Lake Park SAT scores ahead of the curve

Alex Tsymbalisty, Perspective Editor

For many seniors, their SAT score is an integral part of their college application. Almost every college accepts SAT scores, and they can sometimes be the difference between an acceptance letter and a rejection.

But what should students be aiming for when taking the SAT?

The SAT is a measurement of college readiness and the College Board (the company behind the SAT) has determined that a score of 1010 (480 in math and 530 in evidence based reading and writing) is the benchmark for college readiness.

This means that a student that scores a 480 or higher in math and a 530 or higher in evidence based reading and writing has 75 percent chance of getting  a C or better in their first semester classes in college.

However, the state of Illinois actually has a higher benchmark than the College Board’s to determine college readiness.

“Illinois requires students to earn scores of 540 in both math and English and Writing (ERW),” said Ian Smith, Assistant Principal for Instructional Services at West Campus.  “These scores indicate that a student has achieved mastery of the Illinois Learning Standards.”

The reason for the discrepancy in scores has to do with the Every Student Succeeds Act, passed in 2015 to replace No Child Left Behind.

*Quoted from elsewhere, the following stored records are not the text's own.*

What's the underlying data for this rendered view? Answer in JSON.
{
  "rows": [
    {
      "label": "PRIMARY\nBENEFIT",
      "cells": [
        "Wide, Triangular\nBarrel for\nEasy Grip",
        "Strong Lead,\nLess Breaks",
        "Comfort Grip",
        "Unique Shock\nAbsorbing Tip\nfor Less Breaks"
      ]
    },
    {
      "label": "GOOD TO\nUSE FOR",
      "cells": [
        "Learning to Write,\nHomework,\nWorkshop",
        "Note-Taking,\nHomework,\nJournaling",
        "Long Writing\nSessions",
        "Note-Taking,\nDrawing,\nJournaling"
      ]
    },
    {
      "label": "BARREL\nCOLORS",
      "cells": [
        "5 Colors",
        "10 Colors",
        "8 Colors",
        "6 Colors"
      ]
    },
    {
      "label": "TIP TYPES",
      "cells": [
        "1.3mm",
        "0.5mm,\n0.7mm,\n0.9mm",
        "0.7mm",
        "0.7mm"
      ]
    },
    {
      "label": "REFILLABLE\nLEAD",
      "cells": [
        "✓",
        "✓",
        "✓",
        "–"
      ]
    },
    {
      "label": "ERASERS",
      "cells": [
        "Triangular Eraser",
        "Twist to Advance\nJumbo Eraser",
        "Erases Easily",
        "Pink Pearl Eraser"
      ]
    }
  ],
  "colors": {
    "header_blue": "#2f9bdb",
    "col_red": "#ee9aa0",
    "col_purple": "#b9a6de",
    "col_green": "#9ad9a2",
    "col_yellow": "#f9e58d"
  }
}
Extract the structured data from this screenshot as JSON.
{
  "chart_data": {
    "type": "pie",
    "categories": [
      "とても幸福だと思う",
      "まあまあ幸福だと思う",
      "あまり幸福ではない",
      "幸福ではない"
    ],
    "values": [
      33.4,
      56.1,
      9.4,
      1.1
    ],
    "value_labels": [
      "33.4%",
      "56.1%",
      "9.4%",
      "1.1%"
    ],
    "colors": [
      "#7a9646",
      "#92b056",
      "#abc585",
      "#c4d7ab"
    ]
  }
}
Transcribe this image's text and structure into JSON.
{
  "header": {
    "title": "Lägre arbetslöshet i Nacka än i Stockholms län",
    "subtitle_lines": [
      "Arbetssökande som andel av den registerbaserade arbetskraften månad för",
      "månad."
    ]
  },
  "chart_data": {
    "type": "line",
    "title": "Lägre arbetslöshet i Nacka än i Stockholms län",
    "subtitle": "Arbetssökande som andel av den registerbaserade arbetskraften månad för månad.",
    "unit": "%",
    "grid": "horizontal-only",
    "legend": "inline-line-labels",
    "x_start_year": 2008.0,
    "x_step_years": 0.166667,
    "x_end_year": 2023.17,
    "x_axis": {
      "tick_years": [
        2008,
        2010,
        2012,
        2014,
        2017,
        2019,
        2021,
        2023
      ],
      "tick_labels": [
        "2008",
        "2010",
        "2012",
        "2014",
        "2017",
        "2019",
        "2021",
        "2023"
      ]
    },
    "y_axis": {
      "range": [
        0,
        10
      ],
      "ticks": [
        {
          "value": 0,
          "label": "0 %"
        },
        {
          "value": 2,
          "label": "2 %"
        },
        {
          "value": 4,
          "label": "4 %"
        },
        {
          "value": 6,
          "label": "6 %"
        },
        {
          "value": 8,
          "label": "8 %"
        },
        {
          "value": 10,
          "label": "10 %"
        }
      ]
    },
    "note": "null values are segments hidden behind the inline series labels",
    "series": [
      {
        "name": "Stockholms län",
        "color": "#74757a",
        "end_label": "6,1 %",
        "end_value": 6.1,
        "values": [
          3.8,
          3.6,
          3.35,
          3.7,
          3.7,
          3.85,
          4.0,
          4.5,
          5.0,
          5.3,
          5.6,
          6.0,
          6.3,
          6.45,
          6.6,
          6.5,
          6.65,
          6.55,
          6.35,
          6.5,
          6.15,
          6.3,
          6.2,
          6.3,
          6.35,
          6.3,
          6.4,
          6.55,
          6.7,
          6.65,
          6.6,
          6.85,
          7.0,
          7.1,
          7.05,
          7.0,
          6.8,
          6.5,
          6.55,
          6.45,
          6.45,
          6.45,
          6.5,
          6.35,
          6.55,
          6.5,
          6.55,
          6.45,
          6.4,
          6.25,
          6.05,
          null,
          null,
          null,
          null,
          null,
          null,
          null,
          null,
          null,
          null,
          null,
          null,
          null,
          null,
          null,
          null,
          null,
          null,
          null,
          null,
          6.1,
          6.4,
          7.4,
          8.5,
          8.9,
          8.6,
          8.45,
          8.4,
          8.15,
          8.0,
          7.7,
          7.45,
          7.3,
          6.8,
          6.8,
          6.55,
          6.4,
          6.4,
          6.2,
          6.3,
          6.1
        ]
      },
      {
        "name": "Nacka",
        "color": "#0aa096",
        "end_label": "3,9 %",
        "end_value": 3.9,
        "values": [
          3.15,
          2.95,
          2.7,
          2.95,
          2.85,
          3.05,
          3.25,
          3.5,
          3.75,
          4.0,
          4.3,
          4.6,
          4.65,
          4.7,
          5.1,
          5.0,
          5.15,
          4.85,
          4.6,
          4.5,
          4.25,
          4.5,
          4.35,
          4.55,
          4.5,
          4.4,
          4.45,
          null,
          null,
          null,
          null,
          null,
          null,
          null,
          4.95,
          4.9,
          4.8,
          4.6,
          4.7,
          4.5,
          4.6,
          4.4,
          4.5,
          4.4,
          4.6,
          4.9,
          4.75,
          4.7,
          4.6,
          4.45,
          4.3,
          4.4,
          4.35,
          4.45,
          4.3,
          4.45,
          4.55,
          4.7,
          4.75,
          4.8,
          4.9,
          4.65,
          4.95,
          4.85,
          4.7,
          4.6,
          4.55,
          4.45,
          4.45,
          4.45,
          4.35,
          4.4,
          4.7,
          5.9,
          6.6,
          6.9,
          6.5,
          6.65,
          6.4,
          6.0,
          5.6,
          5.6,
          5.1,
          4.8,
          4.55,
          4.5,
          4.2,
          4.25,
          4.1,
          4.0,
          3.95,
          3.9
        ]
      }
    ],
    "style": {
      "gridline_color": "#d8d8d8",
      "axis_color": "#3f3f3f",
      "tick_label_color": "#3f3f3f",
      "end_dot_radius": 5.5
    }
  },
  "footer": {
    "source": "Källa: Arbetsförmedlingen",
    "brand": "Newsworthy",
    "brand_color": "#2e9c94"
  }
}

Signed by President Bush, NCLB tied school accountability almost solely to test scores. Obama’s ESSA broadened the criteria by which schools are evaluated.

“The State of Illinois, under the Every Student Succeeds Act (ESSA), has provided an incentive in that schools will be recognized for the levels of success that they achieve by being ranked into one of four tiers,” Smith said. “This ranking is based not only on the SAT, but also through things like high school graduation rate, attendance, science proficiency, and English Language Learner proficiency.  

“Schools that rank lower will receive more state aid and support, schools that rank higher will be recognized throughout the state for the excellent job they are doing,” he said. “In terms of the SAT specifically, under ESSA, IL is required to use a higher score on the SAT to determine student proficiency.”

Regardless of this discrepancy, Lake Park actually surpasses both of these benchmark scores, according to the Illinois State Bureau of Education.

In 2017, the first year that Illinois students were required to take the SAT, the average composite score was 1093, with the average math score being 547.8 and the average evidence based reading and writing score being 545.2.